Demonstrators in Alaska’s cities, villages and rural towns have gathered this month to protest the death of George Floyd, the black man killed last month at the hands of Minneapolis police. 

After a local vigil for George Floyd on May 31, organizers were unsure where to take it from there. Currently living in an isolated town, where many of the organizers aren’t originally from, made them feel distant to the widespread outcry they saw across the nation. 

“It’s easy to say in a small town, ‘well it’s not something we have to deal with here,’ when we see what’s happening in Minnesota and other cities,” says Kyle Jones. He is one of the organizers of “Walking Your Talk,” a series of discussions on how everyone can stand up for racial justice. He says living on an island doesn’t exempt these discussions from happening close to home.

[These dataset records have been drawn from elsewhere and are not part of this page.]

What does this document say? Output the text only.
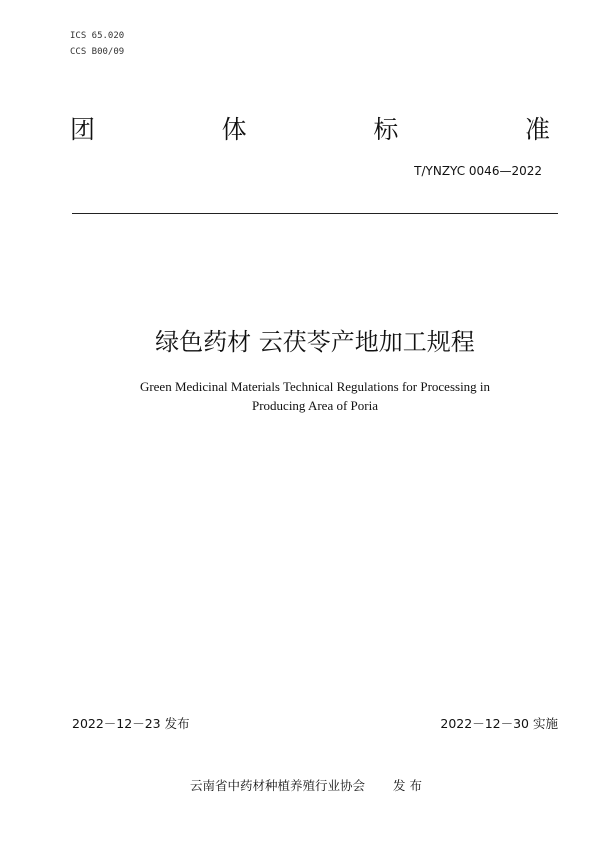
ICS 65.020
CCS B00/09
团	体	标	准
T/YNZYC 0046—2022
绿色药材 云茯苓产地加工规程
Green Medicinal Materials Technical Regulations for Processing in
Producing Area of Poria
2022－12－23 发布	2022－12－30 实施
云南省中药材种植养殖行业协会 发 布
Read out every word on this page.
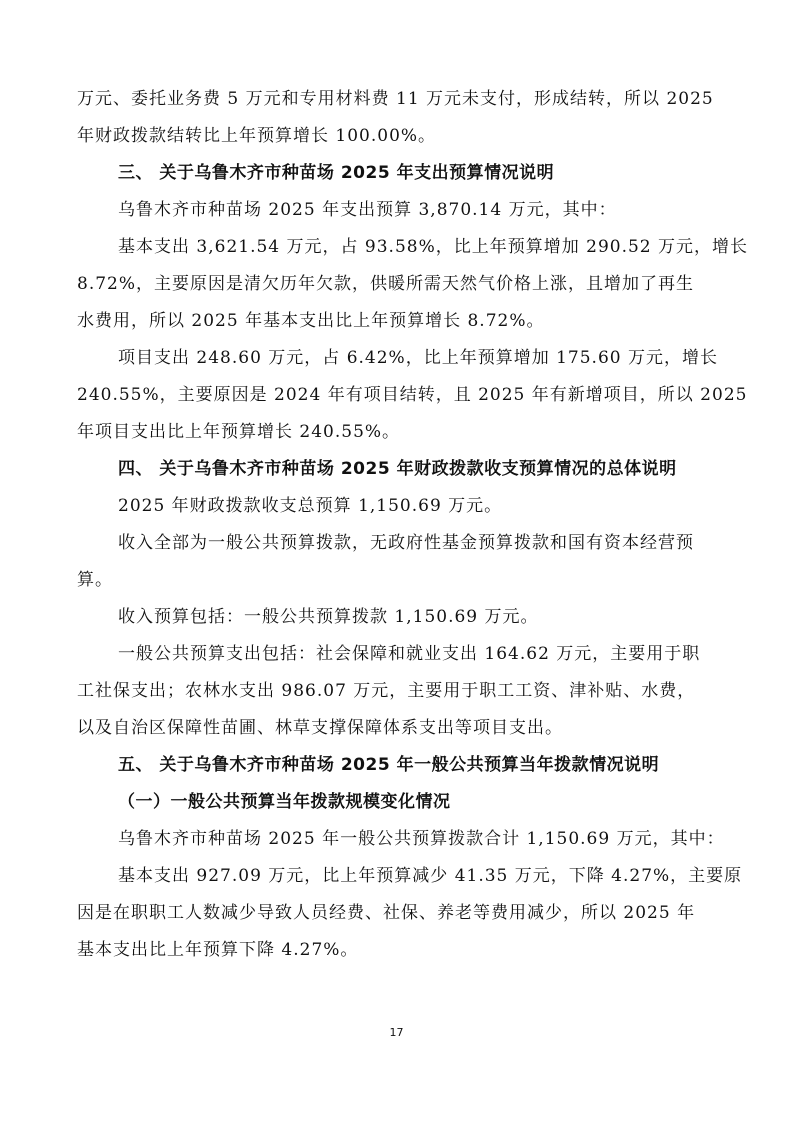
万元、委托业务费 5 万元和专用材料费 11 万元未支付，形成结转，所以 2025
年财政拨款结转比上年预算增长 100.00%。
三、 关于乌鲁木齐市种苗场 2025 年支出预算情况说明
乌鲁木齐市种苗场 2025 年支出预算 3,870.14 万元，其中：
基本支出 3,621.54 万元，占 93.58%，比上年预算增加 290.52 万元，增长
8.72%，主要原因是清欠历年欠款，供暖所需天然气价格上涨，且增加了再生
水费用，所以 2025 年基本支出比上年预算增长 8.72%。
项目支出 248.60 万元，占 6.42%，比上年预算增加 175.60 万元，增长
240.55%，主要原因是 2024 年有项目结转，且 2025 年有新增项目，所以 2025
年项目支出比上年预算增长 240.55%。
四、 关于乌鲁木齐市种苗场 2025 年财政拨款收支预算情况的总体说明
2025 年财政拨款收支总预算 1,150.69 万元。
收入全部为一般公共预算拨款，无政府性基金预算拨款和国有资本经营预
算。
收入预算包括：一般公共预算拨款 1,150.69 万元。
一般公共预算支出包括：社会保障和就业支出 164.62 万元，主要用于职
工社保支出；农林水支出 986.07 万元，主要用于职工工资、津补贴、水费，
以及自治区保障性苗圃、林草支撑保障体系支出等项目支出。
五、 关于乌鲁木齐市种苗场 2025 年一般公共预算当年拨款情况说明
（一）一般公共预算当年拨款规模变化情况
乌鲁木齐市种苗场 2025 年一般公共预算拨款合计 1,150.69 万元，其中：
基本支出 927.09 万元，比上年预算减少 41.35 万元，下降 4.27%，主要原
因是在职职工人数减少导致人员经费、社保、养老等费用减少，所以 2025 年
基本支出比上年预算下降 4.27%。
17
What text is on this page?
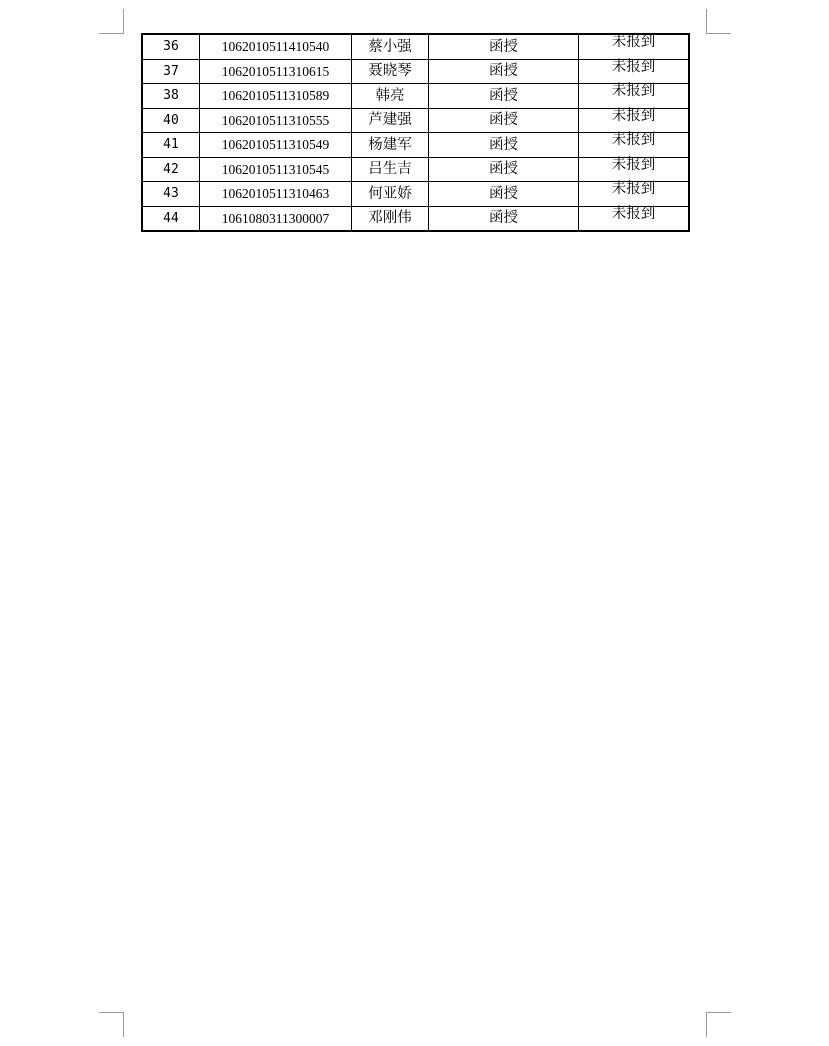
36	1062010511410540	蔡小强	函授	未报到
37	1062010511310615	聂晓琴	函授	未报到
38	1062010511310589	韩亮	函授	未报到
40	1062010511310555	芦建强	函授	未报到
41	1062010511310549	杨建军	函授	未报到
42	1062010511310545	吕生吉	函授	未报到
43	1062010511310463	何亚娇	函授	未报到
44	1061080311300007	邓刚伟	函授	未报到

“You may not be experiencing oppression or the inequality or have any experience of the group that you want to support. But that’s the point of being an ally,” Jones says.

He says the series offers a nonjudgmental space to learn what an ally is and how to be better at it.

As a gay white man, Jones can be stigmatized for his sexual orientation. But he was also born with plenty of privileges.

“It’s working within your privilege to be able to offer an opportunity other people might not otherwise have,”  he says. 

The LGBTQ group Community Roots put this together. Jones says the group was considering celebrating Pride month with a walk. But this talk seemed more appropriate.

“We can’t really celebrate Pride as we continue to see other people being oppressed,” he says.

Pride month is known for colorful parades celebrating one’s right to be out. But Jones notes that New York City’s first Pride march commemorated the Stonewall Riots in New York in 1969, when gay and transgender people confronted police harassment. One of the movements most instrumental figures was Black trans woman Marsha P. Johnson.

“Pride did come from marginalized people of color who spoke up for the rights of trans folks and individuals who experienced that oppression,” Jones says.

A walk to honor June 19 — or Juneteenth — which marks the end of slavery in the United States, is planned for 7 p.m Friday at Wrangell’s Inner Harbor.